Contra: Hannah – und der Winter werden in diesem Leben keine Freunde mehr

hannah winterEs ist wieder soweit. Der Winter ist da – der Wahnsinn geht los. Eines vorweg. Ich hasse den Winter und ich bin mir des radikalen Ausdrucks Hasses bewusst. Beschönigen hat hier keinen Zweck. Es ist kalt, es ist nass und es macht keinen Spaß. Während andere Weihnachtslieder summen, wenn sie den ersten Schnee sehen und sich dick einpacken, um gemeinschaftlich Punsch trinken zu gehen, lege ich mich in mein Bett und sehne den April herbei. Überfüllte Weihnachtsmärkte, Weihnachtsangebote, wohin das Auge reicht, Engel und Weihnachtsmänner (wir sind in Österreich, wenn es wenigstens das Christkind wäre), an keiner Ecke lässt einen der Winter-Weihnachtstrubel in Ruhe.

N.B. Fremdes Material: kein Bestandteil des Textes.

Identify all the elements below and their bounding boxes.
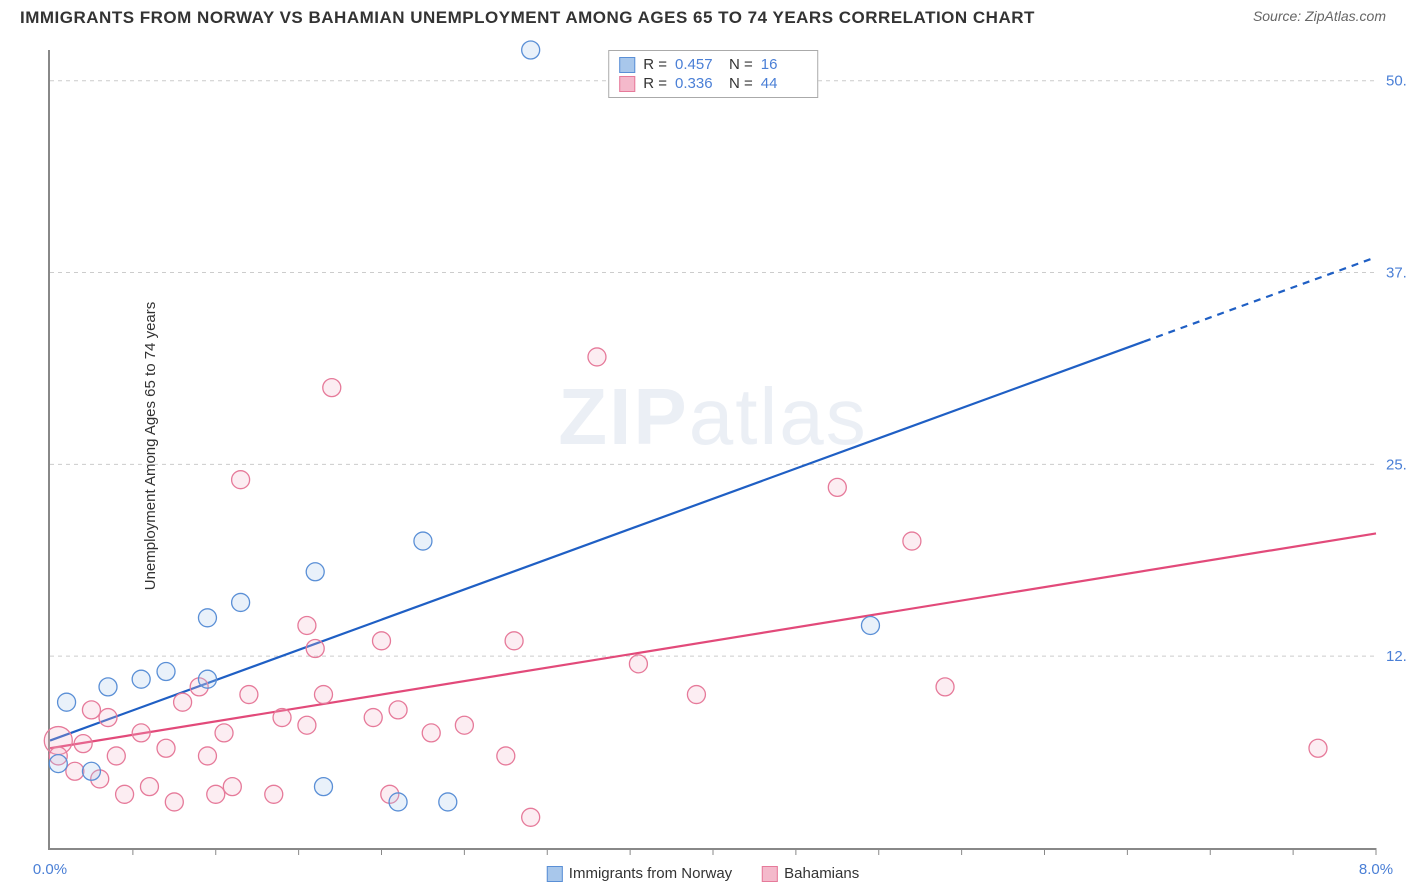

Letztes Jahr wollte ich mich mit dem Winter versöhnen. Es hat damit geendet, dass ich schwer verletzt – physisch, aber vor allem psychisch – wie ein Käfer am Rücken im Schnee gelegen bin. Einsam und alleine. Nein, der Winter und ich werden keine Freunde mehr. Nicht in diesem Leben und mit Sicherheit nicht im nächsten. Vor allem  der Weihnachtsmarkt-Wahnsinn lässt mich kalt. Mir zu teuren, zu süßen und zu alkoholhaltigen Punsch mit mir fremden, betrunkenen und unsympathischen Menschen reinzuziehen, darauf kann ich gut und gerne verzichten. Menschen, die panikartig die Einkaufshäuser stürmen, etwas nur des Kaufen wegens kaufen und dann enttäuscht sind, wenn man sich nicht adäquat freut – auch das widerstrebt mir. Lieber unterm Jahr etwas kaufen, von dem man weiß, mensch freut sich, als zu Weihnachten irgendetwas auf Zwang. Seit Jahren versuche ich auch die Familie zu überzeugen, Weihnachten eine Woche nach hinten zu verschieben. Wir könnten alle im Abverkauf einkaufen gehen, könnten den 24ten gemütlich und ohne überzogene Erwartungen verbringen und alle wären glücklich. Wobei ich mit meiner Familie Gott sei Dank gesegnet bin und mich am Weihnachtsabend selten beklagen kann. Während ich meine weihnachtliche Hassrede schreibe, tanzen vor meinen Augen Schneeflocken. Die ersten des Jahres. Als ob sie mich provozieren wollen. Aber ich freu mich von Herzen für alle, die den Winter und all den Schrecken, den er mit sich bringt, genießen können. Wer mich in den nächsten Monaten sehen will – ich liege unter meiner Decke, suhle mich in meiner Winterdepression und singe Weihnachtslieder – das wirklich einzig gute am Winter. Bing Crosby for life!